I tend to throw whatever I’m reading on my desk. It reminds me to stay at it (not all these books are page turners after all), but I’ve also found that it is a useful way of starting conversations. It’s also interesting to see people ask (or you see them thinking) “why would you read that?”.

I wish I saw other people do this more. It feels like a lot of people are successful in the short term with no learning, or just in time learning. It’s a practical (or cynical) strategy, but it’s short sighted, there is no investment in “later”. Then again, maybe I just don’t seem them making that investment.

Marking Up Books

I like reading and while I read more on an e-reader than I used to, I still prefer the printed kind and with that comes some old fashioned thoughts about how books are treated. I’m on the flight to Seattle as I write this and I glanced across the aisle to see a man circling and underlining some stuff with a blue ink pen. Disgraceful! Sort of.
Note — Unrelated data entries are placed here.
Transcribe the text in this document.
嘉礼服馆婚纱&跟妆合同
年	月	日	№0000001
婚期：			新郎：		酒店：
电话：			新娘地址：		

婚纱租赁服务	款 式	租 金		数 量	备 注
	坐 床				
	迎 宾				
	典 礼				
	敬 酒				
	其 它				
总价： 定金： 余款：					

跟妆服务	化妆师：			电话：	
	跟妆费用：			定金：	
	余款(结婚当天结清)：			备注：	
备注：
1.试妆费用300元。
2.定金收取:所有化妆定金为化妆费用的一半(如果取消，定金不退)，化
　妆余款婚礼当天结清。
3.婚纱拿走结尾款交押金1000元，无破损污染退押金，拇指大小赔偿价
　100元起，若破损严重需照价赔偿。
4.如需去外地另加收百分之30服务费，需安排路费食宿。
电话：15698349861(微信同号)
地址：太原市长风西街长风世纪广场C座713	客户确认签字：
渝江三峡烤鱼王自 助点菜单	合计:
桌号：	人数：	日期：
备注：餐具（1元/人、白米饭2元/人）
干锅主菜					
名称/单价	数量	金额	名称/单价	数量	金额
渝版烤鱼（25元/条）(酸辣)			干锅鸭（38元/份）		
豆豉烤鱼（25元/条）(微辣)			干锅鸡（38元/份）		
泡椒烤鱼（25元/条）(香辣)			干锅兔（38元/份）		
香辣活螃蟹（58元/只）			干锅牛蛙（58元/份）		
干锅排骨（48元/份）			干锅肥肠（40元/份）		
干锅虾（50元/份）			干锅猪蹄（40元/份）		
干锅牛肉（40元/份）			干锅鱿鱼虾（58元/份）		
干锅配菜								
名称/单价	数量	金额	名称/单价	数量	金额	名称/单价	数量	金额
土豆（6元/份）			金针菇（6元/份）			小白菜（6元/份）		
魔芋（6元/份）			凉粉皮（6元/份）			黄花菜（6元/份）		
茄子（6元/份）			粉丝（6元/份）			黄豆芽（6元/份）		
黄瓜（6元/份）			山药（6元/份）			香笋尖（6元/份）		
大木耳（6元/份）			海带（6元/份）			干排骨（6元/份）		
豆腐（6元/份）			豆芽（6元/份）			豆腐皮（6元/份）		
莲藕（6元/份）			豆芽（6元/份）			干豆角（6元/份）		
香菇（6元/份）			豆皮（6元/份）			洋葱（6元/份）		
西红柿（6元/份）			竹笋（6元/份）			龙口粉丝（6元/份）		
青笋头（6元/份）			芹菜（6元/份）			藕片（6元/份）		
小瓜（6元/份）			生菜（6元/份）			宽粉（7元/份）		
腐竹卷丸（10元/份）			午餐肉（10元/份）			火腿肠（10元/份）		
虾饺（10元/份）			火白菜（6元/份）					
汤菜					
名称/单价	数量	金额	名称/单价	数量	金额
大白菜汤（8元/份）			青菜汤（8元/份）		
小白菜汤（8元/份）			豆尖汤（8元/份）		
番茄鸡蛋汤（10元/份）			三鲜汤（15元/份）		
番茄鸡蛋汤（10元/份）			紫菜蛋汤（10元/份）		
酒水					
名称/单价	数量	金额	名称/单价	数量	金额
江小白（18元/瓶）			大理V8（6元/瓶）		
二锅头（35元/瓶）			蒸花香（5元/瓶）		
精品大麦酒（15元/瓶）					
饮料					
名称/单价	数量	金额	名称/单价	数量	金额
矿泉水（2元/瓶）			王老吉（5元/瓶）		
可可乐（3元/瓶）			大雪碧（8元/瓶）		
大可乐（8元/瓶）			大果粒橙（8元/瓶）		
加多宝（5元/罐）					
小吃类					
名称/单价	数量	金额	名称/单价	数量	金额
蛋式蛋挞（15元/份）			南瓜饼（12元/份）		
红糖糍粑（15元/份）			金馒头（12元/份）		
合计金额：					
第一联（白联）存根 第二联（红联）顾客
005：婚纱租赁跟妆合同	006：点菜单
I don’t write in books, even with a highlighter (not counting workbooks, etc), because I was taught not to, along with not folding corners down to save my place, though I do from time to time lay a book open face down instead of using a bookmark. All those are designed to extend the life of the book and not intrude on the experience of the next reader, which I guess doesn’t matter as much if you’re going to be the only reader.

Thinking about the ebook angle, I still don’t expect to do much highlighting, but I wonder about the value of annotating thoughts when I read something I find interesting. What would it be like to come back to those years or decades later? Or what would it be like for my daughters to read or hear what I thought about a book years when they are further along in life. You could blog it or write it in a diary, but the immediacy/linkage of having it right there, that could be interesting.

Being a data guy,how would that get backed up? Archived and passed along to my family?

As far as the guy with the blue ink pen,as long as it not one of my books, who cares? He’s reading, and that’s better than not by a long way.